Sunday, February 28, 2010


The size of the rudder's central core is determined by the final shape of the foil, the thickness of the wrapped glass and the unidirectional (UD) placed between the two outer skins. I estimated the shape (erring on smaller than too large).

I rounded over the edges for the wrapping.

After the wrap had cured in the VB, I placed it with spacers in the blank. I went to great pains at each step to insure that the blank remained perfectly flat. Each step is making it stiffer. Also, holding the leading / trailing dimension exact is important at this stage, just filling any gap as necessary.

Again, I tried to be too economical. You can see I'm trying to conserve that expensive HD foam. After fooling around to keep all the little pieces oriented and wondering now how I was going to brace the router, I decided to own up to the fact that I was going to have to go out and buy some more. I wasn't going to go through this on the 'big brother' centerboard, whose blank is now sitting below.

Using the router table, I put a groove along the trailing edge and filled with strengthened epoxy. This will make sure the exact center is never lost, potentially add stiffness to this thin edge until it is glassed, and solve the problem of having foam near the edge, since the edge will have a slightly flat profile.

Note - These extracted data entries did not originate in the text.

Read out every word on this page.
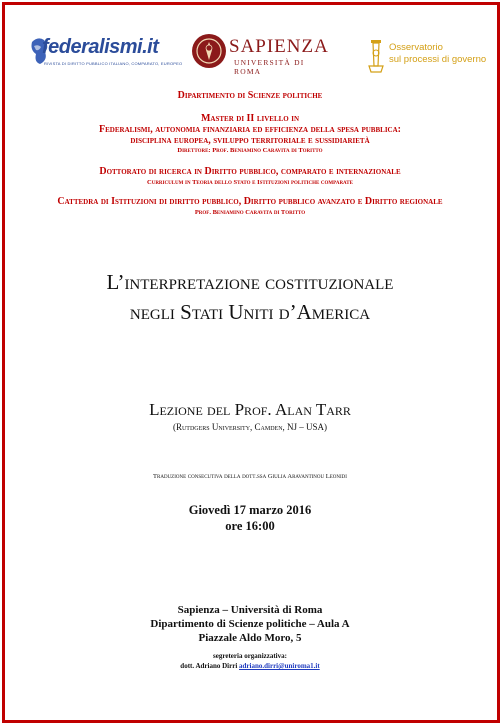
federalismi.it
RIVISTA DI DIRITTO PUBBLICO ITALIANO, COMPARATO, EUROPEO
SAPIENZA
UNIVERSITÀ DI ROMA
Osservatorio
sul processi di governo
Dipartimento di Scienze politiche
Master di II livello in
Federalismi, autonomia finanziaria ed efficienza della spesa pubblica:
disciplina europea, sviluppo territoriale e sussidiarietà
Direttore: Prof. Beniamino Caravita di Toritto
Dottorato di ricerca in Diritto pubblico, comparato e internazionale
Curriculum in Teoria dello Stato e Istituzioni politiche comparate
Cattedra di Istituzioni di diritto pubblico, Diritto pubblico avanzato e Diritto regionale
Prof. Beniamino Caravita di Toritto
L’interpretazione costituzionale
negli Stati Uniti d’America
Lezione del Prof. Alan Tarr
(Rutdgers University, Camden, NJ – USA)
Traduzione consecutiva della dott.ssa Giulia Aravantinou Leonidi
Giovedì 17 marzo 2016
ore 16:00
Sapienza – Università di Roma
Dipartimento di Scienze politiche – Aula A
Piazzale Aldo Moro, 5
segreteria organizzativa:
dott. Adriano Dirri adriano.dirri@uniroma1.it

The larger centerboard requires lofting between the upper and lower profiles which are given. Because of its orientation, the shape is slightly more complicated, but the same techniques work well. The key is the centerline that is given for each shape.

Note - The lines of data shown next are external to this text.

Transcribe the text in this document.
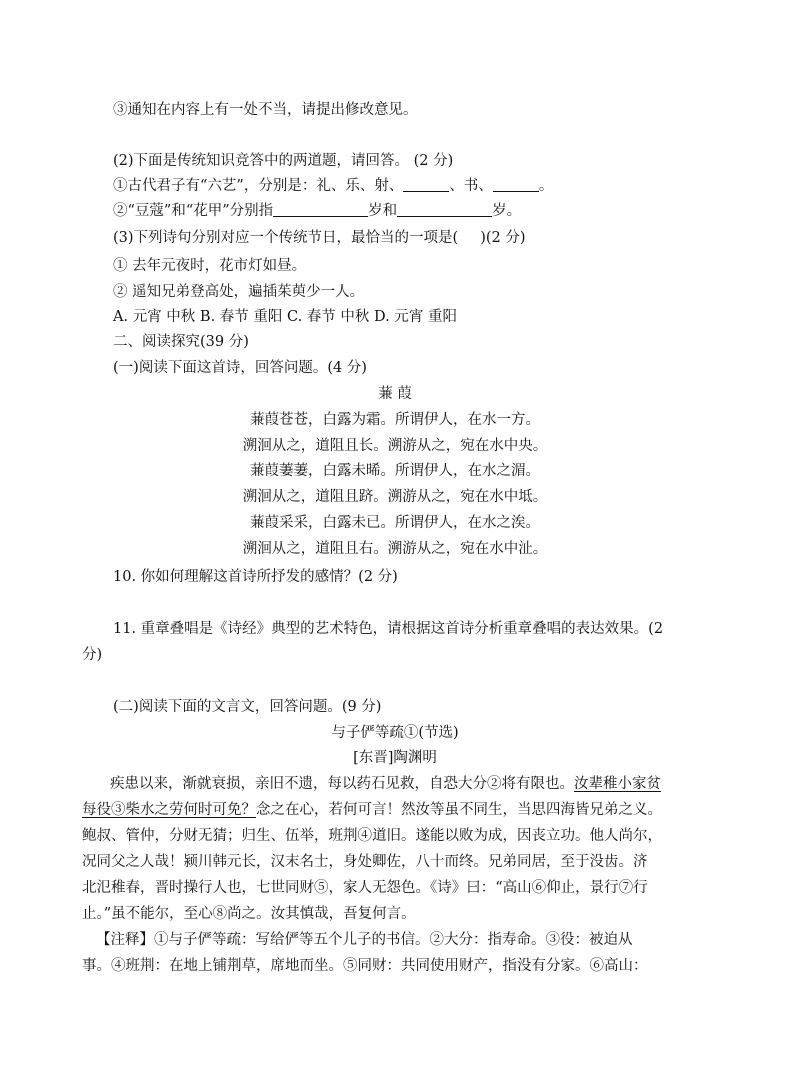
③通知在内容上有一处不当，请提出修改意见。
(2)下面是传统知识竞答中的两道题，请回答。 (2 分)
①古代君子有“六艺”，分别是：礼、乐、射、	、书、	。
②“豆蔻”和“花甲”分别指	岁和	岁。
(3)下列诗句分别对应一个传统节日，最恰当的一项是( )(2 分)
① 去年元夜时，花市灯如昼。
② 遥知兄弟登高处，遍插茱萸少一人。
A. 元宵 中秋 B. 春节 重阳 C. 春节 中秋 D. 元宵 重阳
二、阅读探究(39 分)
(一)阅读下面这首诗，回答问题。(4 分)
蒹 葭
蒹葭苍苍，白露为霜。所谓伊人，在水一方。
溯洄从之，道阻且长。溯游从之，宛在水中央。
蒹葭萋萋，白露未晞。所谓伊人，在水之湄。
溯洄从之，道阻且跻。溯游从之，宛在水中坻。
蒹葭采采，白露未已。所谓伊人，在水之涘。
溯洄从之，道阻且右。溯游从之，宛在水中沚。
10. 你如何理解这首诗所抒发的感情？(2 分)
11. 重章叠唱是《诗经》典型的艺术特色，请根据这首诗分析重章叠唱的表达效果。(2
分)
(二)阅读下面的文言文，回答问题。(9 分)
与子俨等疏①(节选)
[东晋]陶渊明
疾患以来，渐就衰损，亲旧不遗，每以药石见救，自恐大分②将有限也。汝辈稚小家贫
每役③柴水之劳何时可免？念之在心，若何可言！然汝等虽不同生，当思四海皆兄弟之义。
鲍叔、管仲，分财无猜；归生、伍举，班荆④道旧。遂能以败为成，因丧立功。他人尚尔，
况同父之人哉！颍川韩元长，汉末名士，身处卿佐，八十而终。兄弟同居，至于没齿。济
北氾稚春，晋时操行人也，七世同财⑤，家人无怨色。《诗》曰：“高山⑥仰止，景行⑦行
止。”虽不能尔，至心⑧尚之。汝其慎哉，吾复何言。
【注释】①与子俨等疏：写给俨等五个儿子的书信。②大分：指寿命。③役：被迫从
事。④班荆：在地上铺荆草，席地而坐。⑤同财：共同使用财产，指没有分家。⑥高山：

Momentum is building as I work on multiple parts. I was able to get a great price on some Divinycell 3/4 inch pre-perforated when a local boat manufacturer went out of business. It's much different that my Corecell (I have to say I'm partial to the Corecell, but it may just be what I'm used too) but was an economical way to get extra material for the larger cockpit floor, seats, and centerboard.

Cutting out HD portions.

Inserts almost ready to epoxy in place. It makes the rudder look pretty small. The colors are: grey = Divinycell, cream = Corecell, yellow = Corecell 1200.

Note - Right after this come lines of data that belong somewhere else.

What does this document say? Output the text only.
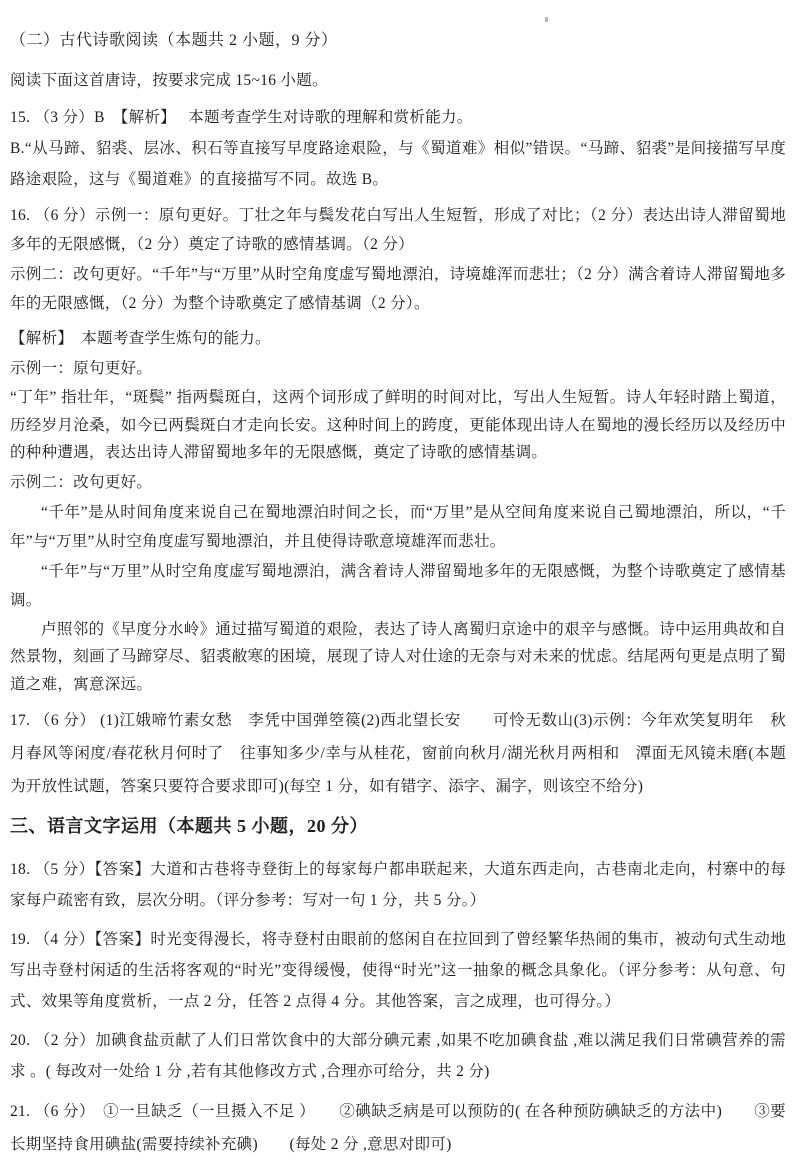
（二）古代诗歌阅读（本题共 2 小题，9 分）

阅读下面这首唐诗，按要求完成 15~16 小题。

15. （3 分）B　【解析】　 本题考查学生对诗歌的理解和赏析能力。

B.“从马蹄、貂裘、层冰、积石等直接写早度路途艰险，与《蜀道难》相似”错误。“马蹄、貂裘”是间接描写早度路途艰险，这与《蜀道难》的直接描写不同。故选 B。

16. （6 分）示例一：原句更好。丁壮之年与鬓发花白写出人生短暂，形成了对比；（2 分）表达出诗人滞留蜀地多年的无限感慨，（2 分）奠定了诗歌的感情基调。（2 分）

示例二：改句更好。“千年”与“万里”从时空角度虚写蜀地漂泊，诗境雄浑而悲壮；（2 分）满含着诗人滞留蜀地多年的无限感慨，（2 分）为整个诗歌奠定了感情基调（2 分）。

【解析】　本题考查学生炼句的能力。

示例一：原句更好。

“丁年” 指壮年，“斑鬓” 指两鬓斑白，这两个词形成了鲜明的时间对比，写出人生短暂。诗人年轻时踏上蜀道，历经岁月沧桑，如今已两鬓斑白才走向长安。这种时间上的跨度，更能体现出诗人在蜀地的漫长经历以及经历中的种种遭遇，表达出诗人滞留蜀地多年的无限感慨，奠定了诗歌的感情基调。

示例二：改句更好。

“千年”是从时间角度来说自己在蜀地漂泊时间之长，而“万里”是从空间角度来说自己蜀地漂泊，所以，“千年”与“万里”从时空角度虚写蜀地漂泊，并且使得诗歌意境雄浑而悲壮。

“千年”与“万里”从时空角度虚写蜀地漂泊，满含着诗人滞留蜀地多年的无限感慨，为整个诗歌奠定了感情基调。

卢照邻的《早度分水岭》通过描写蜀道的艰险，表达了诗人离蜀归京途中的艰辛与感慨。诗中运用典故和自然景物，刻画了马蹄穿尽、貂裘敝寒的困境，展现了诗人对仕途的无奈与对未来的忧虑。结尾两句更是点明了蜀道之难，寓意深远。

17. （6 分） (1)江娥啼竹素女愁　李凭中国弹箜篌(2)西北望长安　　可怜无数山(3)示例：今年欢笑复明年　秋月春风等闲度/春花秋月何时了　往事知多少/幸与从桂花，窗前向秋月/湖光秋月两相和　潭面无风镜未磨(本题为开放性试题，答案只要符合要求即可)(每空 1 分，如有错字、添字、漏字，则该空不给分)

三、语言文字运用（本题共 5 小题，20 分）

18. （5 分）【答案】大道和古巷将寺登街上的每家每户都串联起来，大道东西走向，古巷南北走向，村寨中的每家每户疏密有致，层次分明。（评分参考：写对一句 1 分，共 5 分。）

19. （4 分）【答案】时光变得漫长，将寺登村由眼前的悠闲自在拉回到了曾经繁华热闹的集市，被动句式生动地写出寺登村闲适的生活将客观的“时光”变得缓慢，使得“时光”这一抽象的概念具象化。（评分参考：从句意、句式、效果等角度赏析，一点 2 分，任答 2 点得 4 分。其他答案，言之成理，也可得分。）

20. （2 分）加碘食盐贡献了人们日常饮食中的大部分碘元素 ,如果不吃加碘食盐 ,难以满足我们日常碘营养的需求 。( 每改对一处给 1 分 ,若有其他修改方式 ,合理亦可给分，共 2 分)

21. （6 分）　①一旦缺乏（一旦摄入不足 ）　　②碘缺乏病是可以预防的( 在各种预防碘缺乏的方法中)　　③要长期坚持食用碘盐(需要持续补充碘)　　(每处 2 分 ,意思对即可)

The central core gets it glass wrap and vacuum-bagging. The clamped hardwood strips help to insure it doesn't warp.

This picture is just to show that I do own a different set of clothes!

Getting all the bracing set before placing the central core back in the blank. Because of the centerboard's length I went out and bought a section of aluminum angle -- wish I'd done that earlier. It's a great straight edge for drafting and marking, and I think it will be useful when positioning large flat pieces in the main hull.